Perfect Squares - Java Solution

1. Introduction

In this blog post, we explore the "Perfect Squares" problem, a classic challenge in dynamic programming and number theory. The problem asks to find the minimum number of perfect square numbers that sum up to a given integer. A perfect square is an integer that is the square of another integer (e.g., 1, 4, 9, 16). This problem is often encountered in mathematical computations and algorithmic puzzles.

Problem

Given an integer n, the objective is to return the least number of perfect square numbers whose sum equals n. The task involves identifying a set of perfect square numbers that add up to n with the smallest possible count.

2. Solution Steps

1. Use dynamic programming to solve the problem.

2. Create an array dp with n + 1 elements, where dp[i] represents the minimum number of perfect squares that sum to i.

3. Initialize dp[0] to 0, as the sum of 0 requires 0 numbers.

4. Iterate from 1 to n, and for each i, calculate dp[i]:

a. Initialize dp[i] to a maximum value.

b. Iterate through all perfect squares less than or equal to i.

c. Update dp[i] as the minimum of its current value and dp[i - square] + 1.

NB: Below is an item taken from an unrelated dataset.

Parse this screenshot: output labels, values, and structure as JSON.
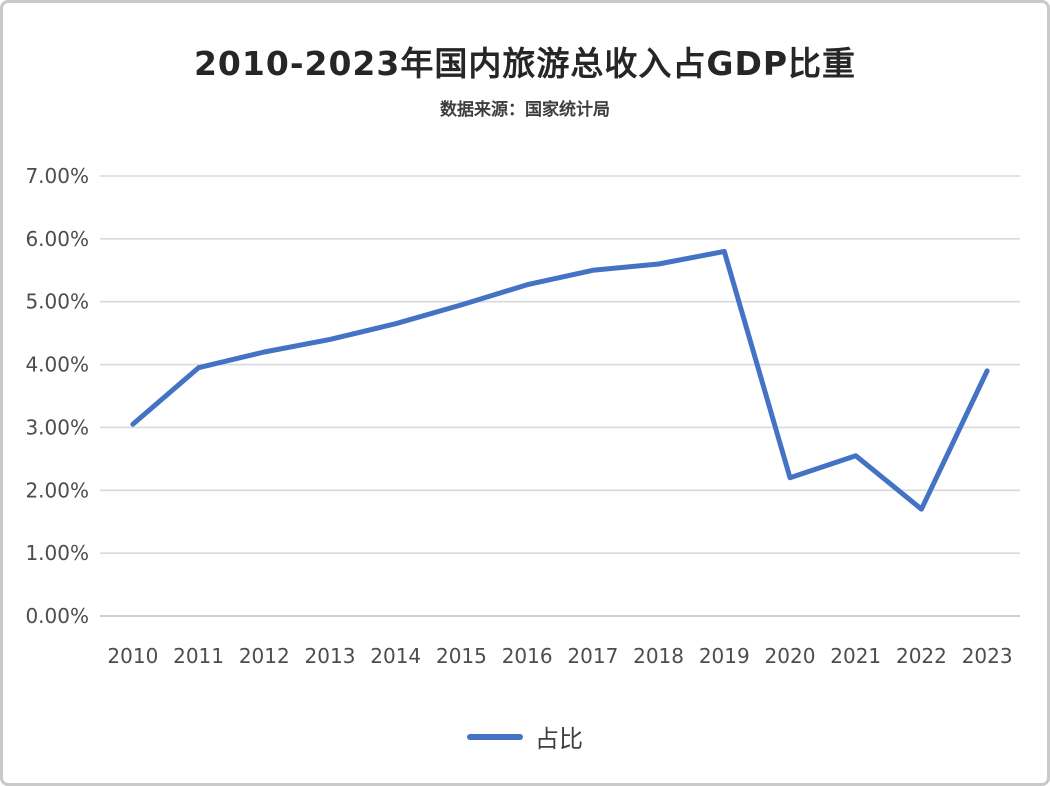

5. Return dp[n], which represents the least number of perfect squares summing to n.

3. Code Program

public class PerfectSquares {
    public static void main(String[] args) {
        int n = 12;
        System.out.println(numSquares(n)); // Test the function
    }

    // Function to find the least number of perfect squares summing to n
    public static int numSquares(int n) {
        int[] dp = new int[n + 1];
        Arrays.fill(dp, Integer.MAX_VALUE);
        dp[0] = 0;

        for (int i = 1; i <= n; i++) {
            for (int j = 1; j * j <= i; j++) {
                dp[i] = Math.min(dp[i], dp[i - j * j] + 1);
            }
        }

        return dp[n];
    }
}

Output:

3

Explanation:

1. numSquares: This function computes the least number of perfect squares that sum to n.

2. It initializes a dynamic programming array dp, with dp[i] indicating the minimum number of perfect squares needed to sum to i.

3. The array is filled with a maximum value initially, except for dp[0], which is 0.

4. For each i from 1 to n, the function iterates through all possible perfect squares j * j that are less than or equal to i. It updates dp[i] to the minimum of its current value and 1 + dp[i - j * j].

5. The function returns dp[n], which gives the minimum count of perfect squares required to sum to n.

6. This approach effectively finds the optimal solution by considering all combinations of perfect squares that sum to each number up to n.